Fazal Noor, a board member of the helpline, said that a cell on missing children was set up in the Karachi police a year ago. “We cooperate with the police in this endeavour, but there is no funding from any governmental or other agency as there is not the required amount of awareness about the evil,” Noor said.
“We don’t see the required seriousness on the part of the concerned agencies,” Noor added. He said that one of the disadvantages was delay on the part of the police station authorities in registering the FIR and said that the system must be streamlined to register the FIR right away. He felt that there was not the required amount of seriousness in the mode of investigation.
He said that we were not living in the 1980s or the 1990s. We were living in a very violent era with crime being rife and commercial and sexual exploitation of children being frightfully common. As such, he said, parents must be overly cautious about the whereabouts of their children and should never leave them unguarded.

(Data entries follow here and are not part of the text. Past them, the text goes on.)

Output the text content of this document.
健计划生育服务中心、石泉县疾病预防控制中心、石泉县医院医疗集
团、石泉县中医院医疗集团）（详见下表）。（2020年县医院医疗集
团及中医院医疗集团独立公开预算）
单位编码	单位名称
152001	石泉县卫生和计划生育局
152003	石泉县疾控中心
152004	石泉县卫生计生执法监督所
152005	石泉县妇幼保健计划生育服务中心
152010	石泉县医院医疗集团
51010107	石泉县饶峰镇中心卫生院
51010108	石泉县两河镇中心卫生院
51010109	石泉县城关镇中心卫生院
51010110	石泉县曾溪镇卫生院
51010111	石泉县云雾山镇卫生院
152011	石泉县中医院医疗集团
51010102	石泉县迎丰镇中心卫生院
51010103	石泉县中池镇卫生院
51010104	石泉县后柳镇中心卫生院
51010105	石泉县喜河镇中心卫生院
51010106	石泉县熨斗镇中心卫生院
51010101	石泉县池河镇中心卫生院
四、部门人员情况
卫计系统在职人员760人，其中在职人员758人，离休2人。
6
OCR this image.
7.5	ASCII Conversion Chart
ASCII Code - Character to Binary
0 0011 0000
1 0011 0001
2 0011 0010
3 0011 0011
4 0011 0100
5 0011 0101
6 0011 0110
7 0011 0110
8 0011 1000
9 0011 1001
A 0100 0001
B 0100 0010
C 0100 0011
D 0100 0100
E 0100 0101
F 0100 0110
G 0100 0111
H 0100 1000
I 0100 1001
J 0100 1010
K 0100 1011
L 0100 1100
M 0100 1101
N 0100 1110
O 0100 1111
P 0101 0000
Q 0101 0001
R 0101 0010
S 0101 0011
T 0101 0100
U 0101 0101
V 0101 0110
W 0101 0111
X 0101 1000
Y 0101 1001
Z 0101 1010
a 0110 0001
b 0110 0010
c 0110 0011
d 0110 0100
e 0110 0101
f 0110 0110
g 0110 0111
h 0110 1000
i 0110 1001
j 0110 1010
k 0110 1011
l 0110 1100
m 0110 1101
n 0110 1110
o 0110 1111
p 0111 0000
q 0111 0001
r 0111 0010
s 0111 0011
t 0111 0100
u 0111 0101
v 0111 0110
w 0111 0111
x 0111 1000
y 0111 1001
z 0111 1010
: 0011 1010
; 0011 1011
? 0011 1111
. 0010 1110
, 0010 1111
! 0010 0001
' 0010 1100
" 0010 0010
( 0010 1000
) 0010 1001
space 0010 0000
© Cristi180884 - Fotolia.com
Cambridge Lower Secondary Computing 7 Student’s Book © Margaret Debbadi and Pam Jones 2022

“We appeal to the government to come up with a piece of legislation about missing children without losing any time,” he said. Ali said that there were 600 to 700 cases on the helplinhe every year and the average rate of recovery was 20 percent. He further said that there should be legislation to chain the beggar mafia, who kidnapped children, mostly under ten, mutilated them and used them for purposes of beggary.
He also said that parents should adopt a more understanding and sympathetic approach towards children as those who went missing in the 12-18 age group often were the ones who, sick of the parents’ overly disciplinarian stance or other differences, ran away from home. Others who addressed the press conference were Ali Asghar and Hina Mobeen. The press conference was held to coincide with International Missing Children’s Day.